Her yıl mayıs ayının ikinci Pazar günü “Anneler Günü” olarak kutlanmaktadır. Bu kutlamanın dini bir izahı, İslami bir karşılığı yoktur. İslama göre “Anne” gibi değerli bir varlık senenin bir gününe hapsedilemez. İslam bir yaşam biçimidir ve bu yaşam biçiminde anne merkezi görev görür. Annenin, aile ve toplum içinde bulunduğu pozisyon çok fonksiyoneldir. Bu nedenle de, annenin özgül ağırlığı tartılamaz, ölçülemez. Peygamberimiz; “Cennet annelerin ayağı altındadır” buyurmak suretiyle, bu hakikati başta Müslümanlar olmak üzere tüm insanlığın ilgisine ve bilgisine sunmuştur.
Teknolojinin hayata hakim olmasıyla dünya küçülmüş, adeta bir devletçik haline gelmiştir. Dünyanın her hangi bir yerinde meydana gelen bir olay veya tabiatın mükemmel güzelliği herkesin bilgisine anında sunulabilmektedir. Böyle olunca da, insanlık bir birinden etkilenmekte, kendi kendine bir insanlık geleneği oluşmaktadır. İstense de bu etkileşimden uzak durmak mümkün olmamaktadır.
“Anneler Günü” kutlaması İslamın geleneğinde yoktur. Hıristiyan toplumunun deneme yanılma yöntemiyle, fiziken ve duygusal olarak ayrı kaldığı annesine ulaşma gayretinin sonucu ortaya çıkmış bir etkinliktir. Küçülen ve globalleşen dünyada kitle iletişim araçlarının da etkisiyle Müslümanların bu ve benzeri dünya geleneklerinden uzak kalması mümkün görünmemektedir. Madem ki hayatımıza ve geleneğimize “Anneler Günü” kutlamak diye bir etkinlik girmiş, öyleyse bu etkinliği kendi gerçeklerimiz ve değerlerimizle örtüştürmeye, kendimize göre bir gelenek geliştirmeye çalışmalıyız.

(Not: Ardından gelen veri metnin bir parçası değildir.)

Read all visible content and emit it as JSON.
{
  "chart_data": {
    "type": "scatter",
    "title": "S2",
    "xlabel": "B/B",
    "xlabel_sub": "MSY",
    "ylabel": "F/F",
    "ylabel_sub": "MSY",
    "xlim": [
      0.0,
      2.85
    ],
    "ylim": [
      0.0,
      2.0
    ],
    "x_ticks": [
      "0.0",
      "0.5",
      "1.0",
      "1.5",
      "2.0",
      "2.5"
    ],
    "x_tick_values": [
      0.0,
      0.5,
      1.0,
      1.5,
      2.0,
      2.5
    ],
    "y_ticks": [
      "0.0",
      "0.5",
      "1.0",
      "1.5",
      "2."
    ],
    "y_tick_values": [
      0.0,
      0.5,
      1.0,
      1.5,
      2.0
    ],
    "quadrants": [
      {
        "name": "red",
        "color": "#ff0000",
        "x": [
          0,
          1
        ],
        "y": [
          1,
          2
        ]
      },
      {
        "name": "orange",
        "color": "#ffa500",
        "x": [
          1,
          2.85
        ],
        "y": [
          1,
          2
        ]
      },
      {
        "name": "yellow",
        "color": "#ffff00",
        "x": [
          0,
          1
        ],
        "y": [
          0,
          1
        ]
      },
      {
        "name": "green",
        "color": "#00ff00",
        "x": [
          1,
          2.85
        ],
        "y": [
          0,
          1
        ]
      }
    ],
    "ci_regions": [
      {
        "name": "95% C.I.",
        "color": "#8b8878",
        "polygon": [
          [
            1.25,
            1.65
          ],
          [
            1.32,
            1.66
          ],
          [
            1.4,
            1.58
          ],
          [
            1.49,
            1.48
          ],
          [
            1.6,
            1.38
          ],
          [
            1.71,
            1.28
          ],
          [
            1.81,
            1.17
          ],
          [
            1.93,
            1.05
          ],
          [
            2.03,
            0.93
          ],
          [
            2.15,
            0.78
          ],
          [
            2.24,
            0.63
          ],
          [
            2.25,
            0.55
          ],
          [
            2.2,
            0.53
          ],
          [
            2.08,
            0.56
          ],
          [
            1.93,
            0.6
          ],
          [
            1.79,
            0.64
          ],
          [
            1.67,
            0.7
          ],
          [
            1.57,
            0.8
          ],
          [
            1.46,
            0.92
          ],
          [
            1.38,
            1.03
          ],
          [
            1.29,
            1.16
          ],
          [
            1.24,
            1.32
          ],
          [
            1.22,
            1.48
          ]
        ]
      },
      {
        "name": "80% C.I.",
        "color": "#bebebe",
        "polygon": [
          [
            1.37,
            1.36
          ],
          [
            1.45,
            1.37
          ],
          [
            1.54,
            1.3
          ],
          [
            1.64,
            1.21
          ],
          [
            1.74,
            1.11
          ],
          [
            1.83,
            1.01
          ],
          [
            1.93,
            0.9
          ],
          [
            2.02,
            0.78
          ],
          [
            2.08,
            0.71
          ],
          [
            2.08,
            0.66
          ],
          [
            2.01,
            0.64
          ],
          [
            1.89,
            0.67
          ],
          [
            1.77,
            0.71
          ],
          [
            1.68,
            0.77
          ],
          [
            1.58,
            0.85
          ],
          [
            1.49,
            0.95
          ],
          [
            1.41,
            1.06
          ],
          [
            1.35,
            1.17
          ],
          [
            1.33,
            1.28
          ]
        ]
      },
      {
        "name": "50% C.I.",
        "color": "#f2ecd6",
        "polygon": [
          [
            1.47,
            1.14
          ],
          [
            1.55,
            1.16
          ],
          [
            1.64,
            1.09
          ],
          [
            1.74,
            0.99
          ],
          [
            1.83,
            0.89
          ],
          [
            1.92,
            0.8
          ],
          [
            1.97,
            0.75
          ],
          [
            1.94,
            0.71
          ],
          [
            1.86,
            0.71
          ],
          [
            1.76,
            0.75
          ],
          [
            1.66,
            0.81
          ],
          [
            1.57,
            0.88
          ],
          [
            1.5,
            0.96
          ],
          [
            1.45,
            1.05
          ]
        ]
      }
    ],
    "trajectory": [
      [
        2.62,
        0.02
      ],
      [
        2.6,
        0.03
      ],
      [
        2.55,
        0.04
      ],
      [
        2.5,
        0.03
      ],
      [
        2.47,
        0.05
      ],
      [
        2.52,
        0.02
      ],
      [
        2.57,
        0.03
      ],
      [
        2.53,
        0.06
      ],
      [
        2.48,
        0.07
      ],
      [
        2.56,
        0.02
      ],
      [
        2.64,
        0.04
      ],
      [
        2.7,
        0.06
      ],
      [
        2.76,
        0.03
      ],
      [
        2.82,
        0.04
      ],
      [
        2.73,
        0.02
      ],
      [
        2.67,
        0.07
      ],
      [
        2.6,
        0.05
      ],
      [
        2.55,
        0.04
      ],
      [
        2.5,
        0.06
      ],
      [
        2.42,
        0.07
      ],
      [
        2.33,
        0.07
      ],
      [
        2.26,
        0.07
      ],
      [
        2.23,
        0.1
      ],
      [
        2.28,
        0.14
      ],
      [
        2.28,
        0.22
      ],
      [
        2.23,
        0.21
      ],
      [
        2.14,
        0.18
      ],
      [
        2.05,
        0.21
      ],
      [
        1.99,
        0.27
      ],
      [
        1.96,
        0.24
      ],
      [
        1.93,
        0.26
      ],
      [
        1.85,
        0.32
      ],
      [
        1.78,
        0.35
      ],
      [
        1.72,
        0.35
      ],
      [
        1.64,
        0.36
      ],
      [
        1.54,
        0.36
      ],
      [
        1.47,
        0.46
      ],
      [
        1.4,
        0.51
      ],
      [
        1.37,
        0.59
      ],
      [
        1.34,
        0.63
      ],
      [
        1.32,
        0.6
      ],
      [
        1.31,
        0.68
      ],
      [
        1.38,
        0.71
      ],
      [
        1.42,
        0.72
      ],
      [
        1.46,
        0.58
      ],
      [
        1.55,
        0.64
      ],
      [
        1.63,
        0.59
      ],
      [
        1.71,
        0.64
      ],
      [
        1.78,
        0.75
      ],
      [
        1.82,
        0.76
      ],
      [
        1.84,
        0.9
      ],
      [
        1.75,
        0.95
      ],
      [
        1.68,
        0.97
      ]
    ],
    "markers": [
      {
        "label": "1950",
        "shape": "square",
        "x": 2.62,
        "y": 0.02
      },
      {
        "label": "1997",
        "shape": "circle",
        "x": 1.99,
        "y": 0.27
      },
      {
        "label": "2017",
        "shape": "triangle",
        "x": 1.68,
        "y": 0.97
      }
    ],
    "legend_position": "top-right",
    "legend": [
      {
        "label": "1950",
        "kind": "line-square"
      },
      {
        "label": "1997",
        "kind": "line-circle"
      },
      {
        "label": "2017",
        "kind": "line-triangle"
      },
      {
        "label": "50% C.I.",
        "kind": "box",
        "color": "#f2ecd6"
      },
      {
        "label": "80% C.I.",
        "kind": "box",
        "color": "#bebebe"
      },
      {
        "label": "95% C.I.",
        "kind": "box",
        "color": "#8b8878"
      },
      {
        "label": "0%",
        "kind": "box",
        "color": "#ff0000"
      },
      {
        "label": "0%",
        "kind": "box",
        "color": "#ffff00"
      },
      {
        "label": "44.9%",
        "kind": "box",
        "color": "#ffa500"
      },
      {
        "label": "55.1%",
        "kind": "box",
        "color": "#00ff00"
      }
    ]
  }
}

Mesela; Anneler Gününü, mesajlar ve hediyelerle anneyi kutlama yerine, bu günü annenin değerini ve önemini anlatma günü haline getirelim. Panel, sempozyum, konferans ve diğer program ve etkinliklerle annenin kutsallığını ön plana çıkartacak ve onun hakkını hukukunu sergileyecek bilgilendirmelere dönüştürelim. Böylece de, annelerle ilgili bir bilinç oluşturarak farkındalık meydana getirelim, sıradanlaşan ve mekanikleşen anne evlat ilişkisini ters düz etmiş olalım. Anne-evlat arasında bir muhabbet dili geliştirip, gönülden buluşmalarını sağlayalım. Günümüz dünyasında insanlar muhabbet dilini bırakıp mekanik dile geçti, böylece ilişkiler de duygular da mekanikleşti. Teknolojik hayat fiziki yakınlıklardan mahrum etti insanları, bunun sonucu olarak sevgiler de kayboldu ve eridi. Aynı odayı ve ortamı paylaşan aile fertleri birbirlerinden habersiz hale geldi. Anne ve babalar diğer odadaki çocuğuna facebook marifetiyle seslenir oldu.
Anneler günü münasebetiyle, bu olumsuzluklardan kurtulmak için, anneler evlatlarıyla, evlatlar da anneleriyle göz göze gelsin, diz dize otursun, el ele tutuşsun, anne-bebek ilişkisinde olduğu gibi gönül ve duygu köprüsünü tekrar kursun, fiziki temaslarla muhabbet dili oluştursun ve bu yıl “Anneler Gününü” böyle kutlamış olsun. Görülecek ki, çok şey kaybedilmiş, hayat sıradanlaşmış, evlatlar annesini unutmuş.
Anneyi unutur ve onu “Anneler Gününe” hapsedersek, aileler dağılacak, toplum yozlaşacak, Müslümanlar parçalanacak, birlik ve beraberlik kalmayacak, hayat ve yaşam zorlanacaktır. Çünkü bunların hepsini bir arada tutan değer, anne merkezli bir yaşamdır, ailedir. Bütün annelerin ellerinden öper saygı, hürmet, muhabbet ve selamlarımı sunarım.